Have you ever seen “A Christmas Story”? You know, the movie where Ralphie begs his parents to get him a Red Ryder BB gun, but they refuse because “you’ll shoot your eye out!” Most of that movie was filmed in Cleveland, where Ron Tober grew up.
Born and raised alongside the tracks in Cleveland (first the Nickel Plate railroad and later the Cleveland Rapid), Tober has had a love for transit much like Ralphie had a love for that BB gun, which guided him towards the public transportation field.
“I just got fascinated with trains as I was a kid,” Tober says, “I went off to college and went to an Eastern liberal Ivy League school. And during the late ’60s was an engineer, but sort of got interested in doing stuff in cities and helping people and not worrying about profit.
“I used to wear a button that said People not Profit.
“All of that stuff. That interest in trains, the propensity to want to do something to help people in cities and being an engineer, all of those things sort of coalesced around moving in the direction of public transportation,” says Tober.
“I had read a book when I was in my senior year in college in engineering school in Cornell called The Urban Transportation Problem. A very, in those days, primitive discussion about what was going on in cities. So all that stuff is where it came together for me in a nutshell. The combinations of the fascination and fondness for trains as a kid, and trying to find my niche with the talents God had given me and the direction I got pointed in. And I’ve been in the business ever since.”
Tober began a career in transit after college and traveled around the country, like many executives, before landing back home in Cleveland, where he eventually became general manager and held that position for 12 years. But his transit career would take its next step, an unexpected one, a litte further south than he had planned. Tober would soon be recruited to start a transit system from the ground up in Charlotte, N.C.
“We had not planned to stay in Cleveland forever. Cleveland was my hometown obviously as I had said earlier. And right at the time that they recruited me to come down [to Charlotte] I wasn’t looking to leave at all,” Tober says.
“My youngest daughter was just starting as a junior in high school. And it wasn’t a great time to move her. We figured that maybe within two years we would move. But I got recruited to this job and got interested in it because it was an opportunity to build a brand new transit system in a fast-growing city, Charlotte.
“Dynamic economically, prosperous community where they were talking about tying land use and transit together. So building something from scratch and doing it right … in other words tying the development of the transit system together with land-use planning is what attracted me to this job,” he says.

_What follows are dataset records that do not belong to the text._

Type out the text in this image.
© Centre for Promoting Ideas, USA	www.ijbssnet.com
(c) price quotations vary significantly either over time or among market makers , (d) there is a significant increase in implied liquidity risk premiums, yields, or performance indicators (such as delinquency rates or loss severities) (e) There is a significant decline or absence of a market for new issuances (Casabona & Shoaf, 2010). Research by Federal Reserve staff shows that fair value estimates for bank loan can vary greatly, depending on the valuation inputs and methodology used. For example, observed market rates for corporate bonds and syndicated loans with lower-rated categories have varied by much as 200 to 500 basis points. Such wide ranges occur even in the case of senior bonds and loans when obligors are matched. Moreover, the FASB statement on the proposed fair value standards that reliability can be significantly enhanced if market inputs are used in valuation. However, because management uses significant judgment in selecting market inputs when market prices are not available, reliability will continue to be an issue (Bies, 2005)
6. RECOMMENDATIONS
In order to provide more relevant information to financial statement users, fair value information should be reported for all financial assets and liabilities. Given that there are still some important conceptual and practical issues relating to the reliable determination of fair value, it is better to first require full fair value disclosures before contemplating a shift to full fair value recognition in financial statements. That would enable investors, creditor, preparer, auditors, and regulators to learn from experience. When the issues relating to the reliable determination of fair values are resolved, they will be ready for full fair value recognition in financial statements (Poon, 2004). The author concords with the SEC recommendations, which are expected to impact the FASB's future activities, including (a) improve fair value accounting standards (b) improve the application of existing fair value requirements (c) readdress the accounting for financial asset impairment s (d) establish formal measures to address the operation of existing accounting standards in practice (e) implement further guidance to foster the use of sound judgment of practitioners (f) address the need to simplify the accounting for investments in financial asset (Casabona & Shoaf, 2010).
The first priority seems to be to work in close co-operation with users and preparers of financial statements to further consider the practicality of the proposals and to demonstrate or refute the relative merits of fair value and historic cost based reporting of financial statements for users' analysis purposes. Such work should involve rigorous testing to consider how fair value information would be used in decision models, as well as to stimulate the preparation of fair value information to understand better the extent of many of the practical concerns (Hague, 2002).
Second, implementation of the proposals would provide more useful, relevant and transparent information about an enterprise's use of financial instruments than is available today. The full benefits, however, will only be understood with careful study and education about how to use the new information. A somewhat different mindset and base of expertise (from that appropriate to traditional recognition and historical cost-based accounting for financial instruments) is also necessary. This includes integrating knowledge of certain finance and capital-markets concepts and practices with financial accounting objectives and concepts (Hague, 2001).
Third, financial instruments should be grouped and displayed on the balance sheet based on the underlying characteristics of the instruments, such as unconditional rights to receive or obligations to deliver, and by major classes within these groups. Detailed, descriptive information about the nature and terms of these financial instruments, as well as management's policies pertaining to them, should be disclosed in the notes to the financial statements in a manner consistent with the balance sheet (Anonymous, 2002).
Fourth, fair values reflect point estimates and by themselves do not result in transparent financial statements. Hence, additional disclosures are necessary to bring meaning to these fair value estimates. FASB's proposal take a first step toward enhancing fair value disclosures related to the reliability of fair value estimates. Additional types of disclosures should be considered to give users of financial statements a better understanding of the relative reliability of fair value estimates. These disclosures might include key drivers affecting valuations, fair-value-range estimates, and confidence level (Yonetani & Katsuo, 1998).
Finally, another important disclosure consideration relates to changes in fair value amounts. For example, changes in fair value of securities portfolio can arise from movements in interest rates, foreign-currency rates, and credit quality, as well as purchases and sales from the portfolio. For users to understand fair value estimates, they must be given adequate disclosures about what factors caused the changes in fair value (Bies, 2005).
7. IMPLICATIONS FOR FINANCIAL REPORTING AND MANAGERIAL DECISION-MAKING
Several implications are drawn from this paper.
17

Tober dismissed the recruiter initially and wouldn’t even look at the documents she sent him until after she called him a third time.
“I just said no, we’re not ready to move,” he admits.
Finally looking at the documents, he was hooked and made the decision to apply for the job, which he ended up getting.
“Thank goodness she persisted,” he laughs.
Starting CATS from Scratch
Tober left being the general manager of the Cleveland RTA and moved to Charlotte in November of 1999. There he found that he had no public transit department, just a section of the Charlotte Department of Transportation (DOT). Tober says his staff was about 20 to 25 people strong when they created the public transportation department and the CATS dba in the first few months he was there, but they’ve grown quite a bit since.
“So there were only 20 to 25 employees there, where now here at the city we’re approaching 375 people at CATS, which includes our paratransit operation, and the light rail operation as well as the larger administrative professional staff,” Tober says.